In such two structures, is the weight update process the same?

I-Love-U · July 20, 2019, 1:24pm

Hello, everybody.

In such two structures, is the weight update process the same? I mean, in the code before else, the data is divided into two parts, which are forwarded to calculate the loss, and in the code after else, all the data is forwarded together to calculate the loss. Are these two methods the same when backward the update parameters?

        ......

        self.tr_flickrloader = iter(self.tr_flickrloader)

        for curr_epoch in range(self.start_epoch, self.end_epoch):
            train_mainloss_record = AvgMeter()
            train_branchloss_record = AvgMeter()

            # for each batch, a batch include a quarter of the A dataset(self.tr_dutsloader), 
            # and three quarters of the B dataset(self.tr_flickrloader)
            
            # My network has a subnetwork, `self.net`,
            # they are independent of each other
            
            for train_batch_id, duts_data in enumerate(self.tr_dutsloader):
                curr_iter = curr_epoch * len(self.tr_dutsloader) + train_batch_id
                self.main_sche.step(curr_iter)
                self.branch_sche.step(curr_iter)

                duts_inputs, duts_labels, duts_names = duts_data
                flickr_inputs, flickr_labels, flickr_names = next(self.tr_flickrloader)

                self.main_opti.zero_grad()
                self.branch_opti.zero_grad()

                # batch_size=12, duts_inputs:flickr_inputs=1:3
                if curr_epoch >= 20:
                    duts_inputs = duts_inputs.to(self.dev)
                    duts_labels = duts_labels.to(self.dev)
                    flickr_inputs = flickr_inputs.to(self.dev)
                    flickr_labels = flickr_labels.to(self.dev)

                    main_o_duts = self.net(duts_inputs)
                    main_train_loss = 1 / 4 * self.crit(main_o_duts, duts_labels)
                    main_o_flickr = self.net(flickr_inputs)
                    main_train_loss += 3 / 4 * self.crit(main_o_flickr, flickr_labels)
                    main_train_loss.backward()
                else:
                    train_inputs = torch.cat((duts_inputs, flickr_inputs), dim=0)
                    train_labels = torch.cat((duts_labels, flickr_labels), dim=0)
                    train_inputs = train_inputs.to(self.dev)
                    train_labels = train_labels.to(self.dev)

                    main_otr = self.net(train_inputs)
                    main_train_loss = self.crit(main_otr, train_labels)
                    main_train_loss.backward()

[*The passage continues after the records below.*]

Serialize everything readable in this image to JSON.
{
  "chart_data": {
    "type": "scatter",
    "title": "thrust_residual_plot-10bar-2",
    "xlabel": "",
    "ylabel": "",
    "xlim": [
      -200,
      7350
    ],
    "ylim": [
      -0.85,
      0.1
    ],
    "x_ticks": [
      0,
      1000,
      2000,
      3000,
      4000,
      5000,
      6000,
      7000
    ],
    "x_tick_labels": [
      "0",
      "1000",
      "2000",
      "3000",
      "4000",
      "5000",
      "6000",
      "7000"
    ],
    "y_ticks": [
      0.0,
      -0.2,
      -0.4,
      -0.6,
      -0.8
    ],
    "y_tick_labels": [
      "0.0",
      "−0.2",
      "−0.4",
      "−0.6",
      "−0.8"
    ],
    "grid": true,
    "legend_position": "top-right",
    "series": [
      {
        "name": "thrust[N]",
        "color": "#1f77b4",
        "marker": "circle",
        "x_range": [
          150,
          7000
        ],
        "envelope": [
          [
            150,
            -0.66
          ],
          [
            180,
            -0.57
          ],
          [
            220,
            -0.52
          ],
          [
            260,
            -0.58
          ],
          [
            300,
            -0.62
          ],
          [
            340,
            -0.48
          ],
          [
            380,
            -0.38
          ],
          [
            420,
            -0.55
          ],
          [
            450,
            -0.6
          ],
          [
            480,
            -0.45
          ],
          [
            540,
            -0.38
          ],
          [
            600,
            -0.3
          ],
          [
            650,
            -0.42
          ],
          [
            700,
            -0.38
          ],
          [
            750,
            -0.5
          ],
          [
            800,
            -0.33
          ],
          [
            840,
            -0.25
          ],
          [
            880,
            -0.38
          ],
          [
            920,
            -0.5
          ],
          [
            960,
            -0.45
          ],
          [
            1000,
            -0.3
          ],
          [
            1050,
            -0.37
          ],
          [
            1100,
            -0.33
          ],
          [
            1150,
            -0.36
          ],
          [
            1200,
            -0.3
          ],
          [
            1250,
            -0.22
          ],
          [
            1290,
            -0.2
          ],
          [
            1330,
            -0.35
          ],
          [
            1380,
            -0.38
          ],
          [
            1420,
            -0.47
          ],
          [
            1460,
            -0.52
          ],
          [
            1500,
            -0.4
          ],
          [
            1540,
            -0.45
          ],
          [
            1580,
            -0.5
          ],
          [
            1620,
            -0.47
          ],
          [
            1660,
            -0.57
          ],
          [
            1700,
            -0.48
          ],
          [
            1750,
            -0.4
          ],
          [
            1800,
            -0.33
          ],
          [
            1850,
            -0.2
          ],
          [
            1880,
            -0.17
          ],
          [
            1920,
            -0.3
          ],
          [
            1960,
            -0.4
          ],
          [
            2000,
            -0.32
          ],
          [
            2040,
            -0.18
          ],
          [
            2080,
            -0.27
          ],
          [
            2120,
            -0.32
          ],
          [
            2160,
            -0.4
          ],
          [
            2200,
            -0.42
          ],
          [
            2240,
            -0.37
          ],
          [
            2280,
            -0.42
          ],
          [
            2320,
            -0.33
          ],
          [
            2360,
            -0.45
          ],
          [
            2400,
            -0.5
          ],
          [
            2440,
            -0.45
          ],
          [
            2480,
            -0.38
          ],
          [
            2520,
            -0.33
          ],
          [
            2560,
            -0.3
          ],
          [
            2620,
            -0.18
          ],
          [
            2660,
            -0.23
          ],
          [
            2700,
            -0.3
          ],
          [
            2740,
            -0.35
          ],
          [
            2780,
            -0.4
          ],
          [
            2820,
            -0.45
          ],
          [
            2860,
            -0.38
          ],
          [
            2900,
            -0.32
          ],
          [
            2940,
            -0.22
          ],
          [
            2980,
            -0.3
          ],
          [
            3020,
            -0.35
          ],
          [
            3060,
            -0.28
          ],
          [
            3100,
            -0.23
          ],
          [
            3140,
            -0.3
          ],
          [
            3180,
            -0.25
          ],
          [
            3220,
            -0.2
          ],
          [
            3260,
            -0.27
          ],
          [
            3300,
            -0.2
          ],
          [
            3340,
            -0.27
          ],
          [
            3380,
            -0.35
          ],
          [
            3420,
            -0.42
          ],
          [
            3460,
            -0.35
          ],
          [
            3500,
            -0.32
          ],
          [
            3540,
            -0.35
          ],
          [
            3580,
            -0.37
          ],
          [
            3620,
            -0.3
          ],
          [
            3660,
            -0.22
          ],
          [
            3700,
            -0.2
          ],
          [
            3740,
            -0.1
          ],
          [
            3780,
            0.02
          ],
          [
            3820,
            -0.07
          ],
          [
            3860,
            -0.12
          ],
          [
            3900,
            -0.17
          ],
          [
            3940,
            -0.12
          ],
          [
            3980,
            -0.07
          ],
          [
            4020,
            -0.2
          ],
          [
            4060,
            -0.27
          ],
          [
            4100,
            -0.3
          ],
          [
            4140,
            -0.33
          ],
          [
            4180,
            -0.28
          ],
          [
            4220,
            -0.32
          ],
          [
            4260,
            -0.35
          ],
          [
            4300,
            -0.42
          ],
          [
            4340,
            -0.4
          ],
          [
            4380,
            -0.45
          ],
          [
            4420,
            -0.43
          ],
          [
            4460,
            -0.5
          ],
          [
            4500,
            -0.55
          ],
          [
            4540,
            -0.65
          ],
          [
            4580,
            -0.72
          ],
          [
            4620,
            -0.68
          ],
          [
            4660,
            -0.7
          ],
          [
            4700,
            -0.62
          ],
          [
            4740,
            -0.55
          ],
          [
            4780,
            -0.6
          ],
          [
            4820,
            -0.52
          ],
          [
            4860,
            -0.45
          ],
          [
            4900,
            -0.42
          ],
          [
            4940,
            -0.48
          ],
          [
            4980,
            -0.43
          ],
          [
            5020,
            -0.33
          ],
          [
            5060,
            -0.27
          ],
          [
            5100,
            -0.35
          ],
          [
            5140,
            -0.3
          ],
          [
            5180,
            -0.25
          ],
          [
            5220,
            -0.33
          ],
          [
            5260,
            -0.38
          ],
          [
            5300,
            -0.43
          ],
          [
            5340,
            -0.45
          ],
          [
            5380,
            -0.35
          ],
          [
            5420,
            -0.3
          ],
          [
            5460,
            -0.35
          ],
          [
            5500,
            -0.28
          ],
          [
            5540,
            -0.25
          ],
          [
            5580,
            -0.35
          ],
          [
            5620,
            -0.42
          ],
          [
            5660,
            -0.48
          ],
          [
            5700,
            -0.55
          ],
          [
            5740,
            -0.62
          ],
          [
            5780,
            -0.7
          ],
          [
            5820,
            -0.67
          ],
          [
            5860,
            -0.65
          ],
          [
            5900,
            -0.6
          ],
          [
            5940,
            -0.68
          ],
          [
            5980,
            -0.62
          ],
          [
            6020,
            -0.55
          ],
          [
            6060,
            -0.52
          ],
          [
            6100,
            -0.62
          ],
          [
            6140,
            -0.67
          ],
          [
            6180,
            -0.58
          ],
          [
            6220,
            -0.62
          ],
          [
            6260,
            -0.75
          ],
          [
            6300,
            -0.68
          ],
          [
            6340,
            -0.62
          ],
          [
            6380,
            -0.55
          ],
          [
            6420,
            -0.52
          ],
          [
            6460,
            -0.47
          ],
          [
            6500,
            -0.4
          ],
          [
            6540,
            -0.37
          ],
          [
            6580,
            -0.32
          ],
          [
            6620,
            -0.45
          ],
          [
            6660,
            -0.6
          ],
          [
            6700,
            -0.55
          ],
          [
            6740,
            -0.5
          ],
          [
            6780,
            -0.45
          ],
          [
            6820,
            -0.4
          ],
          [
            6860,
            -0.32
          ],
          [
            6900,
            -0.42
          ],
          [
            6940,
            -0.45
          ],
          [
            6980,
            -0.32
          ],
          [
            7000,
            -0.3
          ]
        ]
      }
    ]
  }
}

                self.main_opti.step()
                self.branch_opti.step()

                ......

Thanks!

tom · July 20, 2019, 8:28pm

Whether it is the same depends on the batchsizes of the two dataloaders and the network:

The first enforces the 1/4-3/4 weighting even if the batch sizes are not in that ratio. If the criterion self.crit takes the mean over batch size, this would be identical if the batch size is 3 duts inputs to 9 flick inputs.
If you have batch norm in your network, separate runs will take batch norms for the two runs through the network separately. Depending on whether both datasets generate similar statistics, this might give a difference. - They would also lead to different averages to be used in inference, but that likely doesn’t matter if you train for many epochs using the else branch. It may have an effect on the intermediate validation stats.

So it is likely close, but not the same.

Best regards

Thomas

I-Love-U · July 21, 2019, 3:09am

Ok, that’s really the answer I want, thank you.

In fact, there are three samples of A datasets (self.tr_dutsloader) and nine samples of B dataset (self.tr_flickrloader) in a batch.

For both codes, the progress of the weght update is identical, but the forward propagation is different(BatchNorm in self.net(flickr_inputs) and in self.net(duts_inputs) are different). Do you think I get it right?